His first letter, entitled "What is an American?" paints a very flattering portrait of the new American experiment. He sees a land full of possibility and promise that was unheard-of in Europe. "It is not composed, as in Europe, of great lords who possess everything, and of a herd of people who have nothing," he writes, "Here are no aristocratical families, no courts, no kings, no bishops, no ecclesiastical dominion, no invisible power giving to a few a very visible one; no great manufacturers employing thousands, no great refinements of luxury. The rich and the poor are not so far removed from each other as they are in Europe."
Crevocoeur describes a new class of people, "animated with the spirit of an industry which is unfettered and unrestrained, because each person works for himself." Here, he is describing what appears to be a rising middle class, which was not possible in Europe of the time, due to all the old power structures. Here, in the new land called America, a man may be the captain of his fate, if he is willing to work for it.
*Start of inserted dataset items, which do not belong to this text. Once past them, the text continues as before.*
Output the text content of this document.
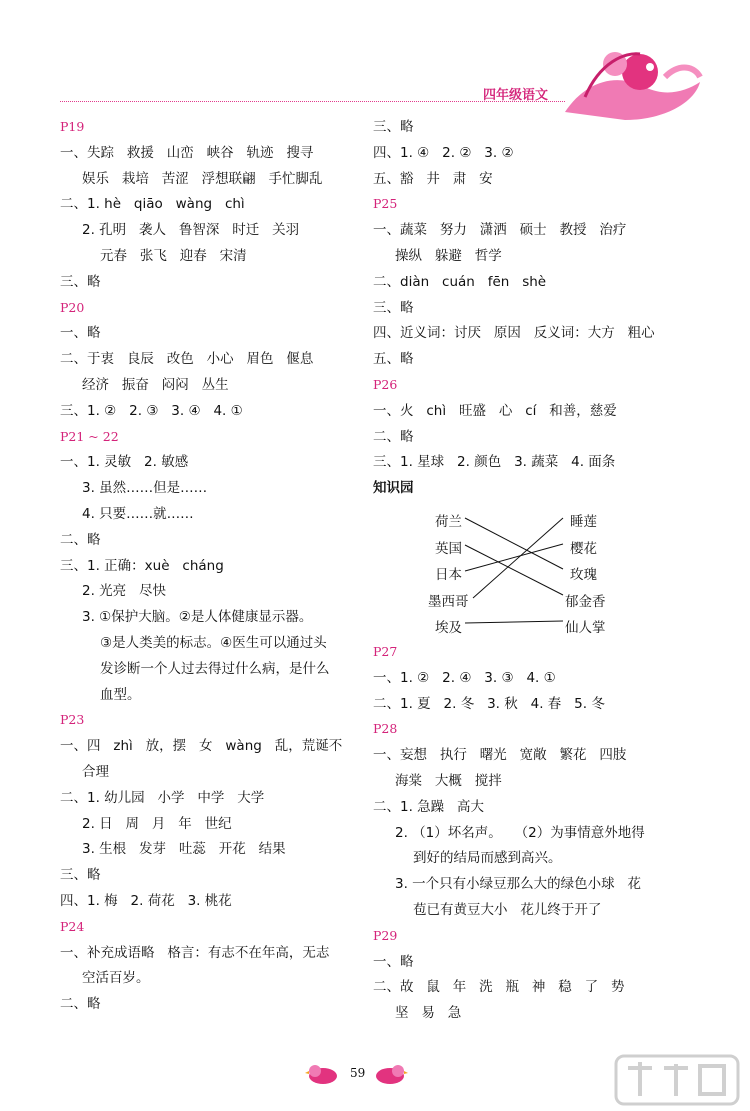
四年级语文
P19
一、失踪   救援   山峦   峡谷   轨迹   搜寻
娱乐   栽培   苦涩   浮想联翩   手忙脚乱
二、1. hè   qiāo   wàng   chì
2. 孔明   袭人   鲁智深   时迁   关羽
元春   张飞   迎春   宋清
三、略
P20
一、略
二、于衷   良辰   改色   小心   眉色   偃息
经济   振奋   闷闷   丛生
三、1. ②   2. ③   3. ④   4. ①
P21 ~ 22
一、1. 灵敏   2. 敏感
3. 虽然……但是……
4. 只要……就……
二、略
三、1. 正确：xuè   cháng
2. 光亮   尽快
3. ①保护大脑。②是人体健康显示器。
③是人类美的标志。④医生可以通过头
发诊断一个人过去得过什么病，是什么
血型。
P23
一、四   zhì   放，摆   女   wàng   乱，荒诞不
合理
二、1. 幼儿园   小学   中学   大学
2. 日   周   月   年   世纪
3. 生根   发芽   吐蕊   开花   结果
三、略
四、1. 梅   2. 荷花   3. 桃花
P24
一、补充成语略   格言：有志不在年高，无志
空活百岁。
二、略
三、略
四、1. ④   2. ②   3. ②
五、豁   井   肃   安
P25
一、蔬菜   努力   潇洒   硕士   教授   治疗
操纵   躲避   哲学
二、diàn   cuán   fēn   shè
三、略
四、近义词：讨厌   原因   反义词：大方   粗心
五、略
P26
一、火   chì   旺盛   心   cí   和善，慈爱
二、略
三、1. 星球   2. 颜色   3. 蔬菜   4. 面条
知识园
P27
一、1. ②   2. ④   3. ③   4. ①
二、1. 夏   2. 冬   3. 秋   4. 春   5. 冬
P28
一、妄想   执行   曙光   宽敞   繁花   四肢
海棠   大概   搅拌
二、1. 急躁   高大
2. （1）坏名声。   （2）为事情意外地得
到好的结局而感到高兴。
3. 一个只有小绿豆那么大的绿色小球   花
苞已有黄豆大小   花儿终于开了
P29
一、略
二、故   鼠   年   洗   瓶   神   稳   了   势
坚   易   急
荷兰
英国
日本
墨西哥
埃及
睡莲
樱花
玫瑰
郁金香
仙人掌
59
However, all of this optimism and American promise is sort of undermined by his letter entitled, "Description of Charles-Town; Thoughts on Slavery; on Physical Evil; A Melancholy Scene." For right in the midst of all this hope and optimism of freedom from the old prejudices and power structures of Europe, there existed a huge population of people for whom these ideas did not apply: the slaves. Crevocoeur writes:
"While all is joy, festivity, and happiness in Charles-Town, would you imagine that scenes of misery overspread in the country? Their ears by habit are become deaf, their hearts are hardened; they neither see, hear, nor feel for the woes of their poor slaves, from whose painful labors all their wealth proceeds." This statement stands in stark contrast to the flattering picture he begins with, and Crevocoeur is clearly confused and disturbed by what he witnesses in Charles-Town.
Even the Christian ministers are complicit in the horrors of slavery. Crevocoeur gives the example of a clergyman who came into town and began urging his congregation to have more compassion for their slaves, to which one of the planters replied, "Sir, we pay you a genteel salary to read to us the prayers of the liturgy, and to explain to us such parts of the Gospel as the rule of the church directs; but we do not want you to teach us what we are to do with our blacks." So the preacher, not wanting to lose his salary, complied.
This letter ends with one of the most horrific scenes I've read in a while, something straight out of a Quentin Tarantino film, or a particularly intense horror movie. While walking through the woods one day outside Charles-Town, Crevocoeur came upon a black man in a cage, suspended from a tree, left to die. He writes: "I perceived a Negro, suspended in the cage, and left there to expire! I shudder when I recollect that the birds had already picked out his eyes, his cheek bones were bare; his arms had been attacked in several places, and his body seemed covered in a multitude of wounds." Crevocoeur later learns that this man had supposedly killed his overseer, and this death by starvation and birds was his punishment. Regardless of the circumstances, this image of a lone black man hanging from a tree, starving and wounded, deeply affects Crevocoeur.
Reading these letters caused me to reflect upon the America of the 18th century, its promise and its horrors, and the America of today, and how things have (or have not) changed. Of course we do not have slavery today, but there do exist wide gaps between rich and poor Despite all the problems (past and present), I still want to believe that here, in America, there is the promise of forging ones own destiny. Of course, as a middle class white male, things are a bit easier for me than for others.